People may look at you funny if you lean over and ask your SQL Server, “What are you waiting on when you run queries?”
You don’t really have to lean over, I suppose. But if you’re serious about maximizing SQL Server performance, asking your server what it’s waiting on is the best way to approach bottlenecks.
In my last post, I described DBA Days: The Brent Ozar Unlimited Show Greatest Hits, a webcast Brent recorded to summarize the work his team did in our test lab. Besides a series of webcasts on improving SQL Server performance in different areas, Brent pulled together a greatest-hits backgrounder suitable for almost all DBAs. In this post, I’ll outline more of that info.
Plus, I’ll point you to that free tool I mentioned last time.
So, how do you figure out what your SQL Server has been waiting on and for how long?
For starters, you can run sp_AskBrent, a free stored procedure Brent offers. During peak loads, let it take a five-second sample, then wait a few seconds and take another five-second sample. sp_AskBrent looks for blocking queries, checks for backup or index maintenance, queries wait statistics and examines Perfmon counters for anything that could contribute to poor performance.

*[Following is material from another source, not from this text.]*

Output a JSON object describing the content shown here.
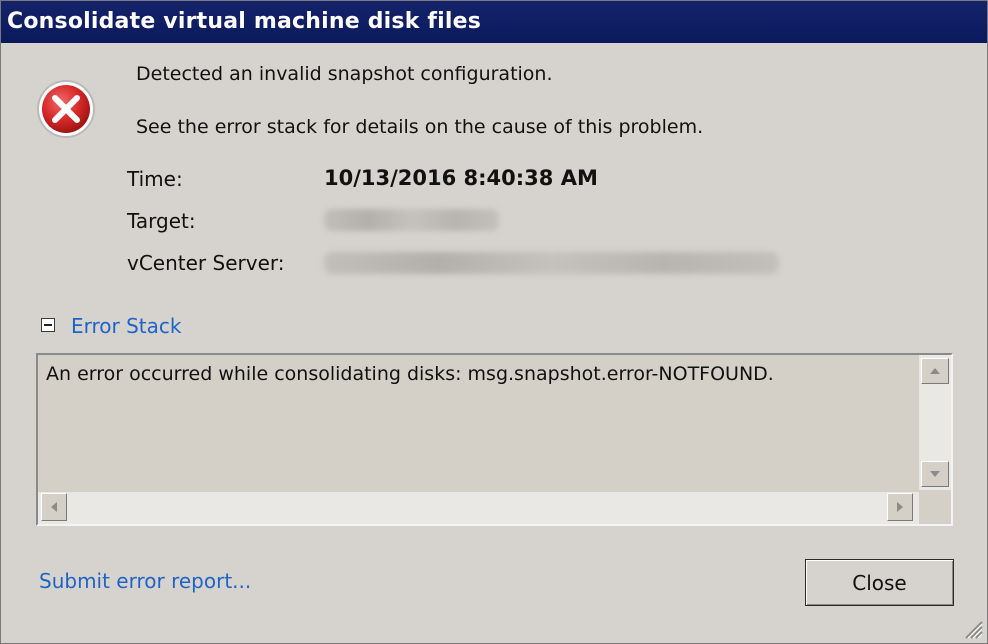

It lets you compare snapshots a few seconds apart. You can then tune based on the resource in which the bottleneck occurs and the wait type:
Storage waits happen all the time in SQL Server. Think of those 15-second I/O warnings in your error logs.
PAGEIOLATCH waits mean you’re waiting to read data from the data file. Brent’s first choice is to tune the queries, removing implicit conversions, making sure to fix sargability issues or functions in the WHERE clause, and tuning indexes so that SQL Server has to read as little data as possible off disk. If tuning doesn’t help, then you may have to spend money adding memory, making your storage faster or both. (Hint: Add memory first. It’s cheaper than solid-state drives.)
WRITELOG waits occur when you’re writing to the transaction log, so Brent recommends writing less data. Don't put processing tables, queue tables and files in the database because SQL Server writes files into the transaction log. Put the log file on solid-state drives. Or, try Delayed Durability (starting with SQL Server 2014), but only if WRITELOG is your biggest bottleneck, you've already tried solid-state storage, you’ve tuned your queries for larger batch operations and the data is “expendable,” like session state.
ASYNC_IO_COMPLETION waits occur when you’re writing data to the data files. Frankly, though, these don’t affect users much. You may see a slowdown in writing the data, but your users aren't running queries directly against the same waits. Make improvements based on ASYNC_IO_COMPLETION waits if you want, but you’ll probably be the only person to notice.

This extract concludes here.